DC-DCコンバータ|応用編
ステップ応答波形の例
2021.01.26
この記事のポイント
・位相マージンの測定ができない場合の対処の1つとして、ステップ応答法を用いて簡易的にリニアレギュレータの安定性を確認することが可能。
・ステップ応答の観察波形から、リンギングが小さく収束が速くなる定数を見出す。
・ステップ応答特性はいくつかの要素による総合的特性とも言えるので、1つの部品の定数だけではなく他の部品についても検討し最適化を行う。
前回、ステップ応答の測定方法と回路を示しました。今回は、測定データの例を示します。
ステップ応答波形の例
以下の波形図は、回路図のRESRを0Ω~1Ωに変化させた場合のステップ応答(負荷過渡応答)の例です。

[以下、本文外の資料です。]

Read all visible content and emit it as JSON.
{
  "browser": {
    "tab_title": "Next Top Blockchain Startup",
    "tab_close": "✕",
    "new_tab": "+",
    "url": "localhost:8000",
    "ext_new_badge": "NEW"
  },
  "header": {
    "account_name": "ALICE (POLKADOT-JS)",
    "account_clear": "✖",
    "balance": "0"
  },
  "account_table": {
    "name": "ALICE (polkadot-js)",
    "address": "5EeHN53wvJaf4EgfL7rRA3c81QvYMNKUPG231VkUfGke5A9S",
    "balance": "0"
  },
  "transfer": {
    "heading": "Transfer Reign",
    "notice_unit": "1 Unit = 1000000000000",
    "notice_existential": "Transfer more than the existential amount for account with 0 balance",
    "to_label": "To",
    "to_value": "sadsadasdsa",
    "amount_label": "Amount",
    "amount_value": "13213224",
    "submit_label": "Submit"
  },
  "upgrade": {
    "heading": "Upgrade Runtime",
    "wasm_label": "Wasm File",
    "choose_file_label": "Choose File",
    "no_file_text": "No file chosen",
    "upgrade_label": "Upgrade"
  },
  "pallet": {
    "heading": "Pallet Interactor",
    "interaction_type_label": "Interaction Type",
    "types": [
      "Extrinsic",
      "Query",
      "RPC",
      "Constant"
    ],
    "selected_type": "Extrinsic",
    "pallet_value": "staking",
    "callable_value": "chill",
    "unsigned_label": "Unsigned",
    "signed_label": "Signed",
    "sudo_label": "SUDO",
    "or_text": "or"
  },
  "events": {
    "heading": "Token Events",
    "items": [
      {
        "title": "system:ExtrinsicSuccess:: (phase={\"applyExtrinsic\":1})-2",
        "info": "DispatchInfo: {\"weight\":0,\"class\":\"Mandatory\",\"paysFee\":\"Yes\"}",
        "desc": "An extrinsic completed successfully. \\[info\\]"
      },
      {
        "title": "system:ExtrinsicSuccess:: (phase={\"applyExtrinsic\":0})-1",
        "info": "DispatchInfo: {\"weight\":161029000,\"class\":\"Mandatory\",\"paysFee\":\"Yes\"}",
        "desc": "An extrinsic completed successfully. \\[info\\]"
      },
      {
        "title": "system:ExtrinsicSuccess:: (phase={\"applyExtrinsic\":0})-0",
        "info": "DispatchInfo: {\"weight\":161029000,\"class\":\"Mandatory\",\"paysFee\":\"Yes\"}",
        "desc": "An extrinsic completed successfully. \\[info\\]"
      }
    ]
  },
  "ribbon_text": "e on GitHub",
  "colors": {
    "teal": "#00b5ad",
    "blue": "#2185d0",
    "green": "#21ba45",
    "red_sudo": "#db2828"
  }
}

①はRESRが0Ω、つまり未追加です。負荷電流が立ち上がると出力は発振を起こしています。これが、出力コンデンサにMLCCを使用したら発振した、という現象の例です。位相の観点からはマージンがほとんどない状態です。

②はRESRを0.1Ωとした場合です。リンギングが発生し収束していきますが、収束までにかかる時間が長く、リンギングがノイズとして悪影響を与える可能性がある状態です。
③はRESRが0.2Ωです。リンギングは大幅に減っています。ここから時間軸が20μs/divになっている点に留意ください。
以後RESRを1Ωまで増加させるとリンギングは若干減りますが応答が遅くなり、負荷が立ち上がったタイミングでの出力電圧の落ち込みが大きくなっています。
この6つの例では、③か④、もしくはその間位の値のRESRが落としどころという見方ができます。
注意点があります。この例はCOが22μFですが、COの静電容量が変わると特性も変化します。最適化には容量の考慮も必要になる場合があります。また、当然ながら負荷電流値、電流ステップのスルーレート、リニアレギュレータICの種類など、他にも影響を及ぼす要素があります。したがって、一律に定数を決めることは難しく、その回路条件で見つけた最適な定数が他の回路でも通用するとは言えません。スタートラインとしては例示の抵抗値くらいが目安になると思いますが、他の条件も考慮して対処する必要があります。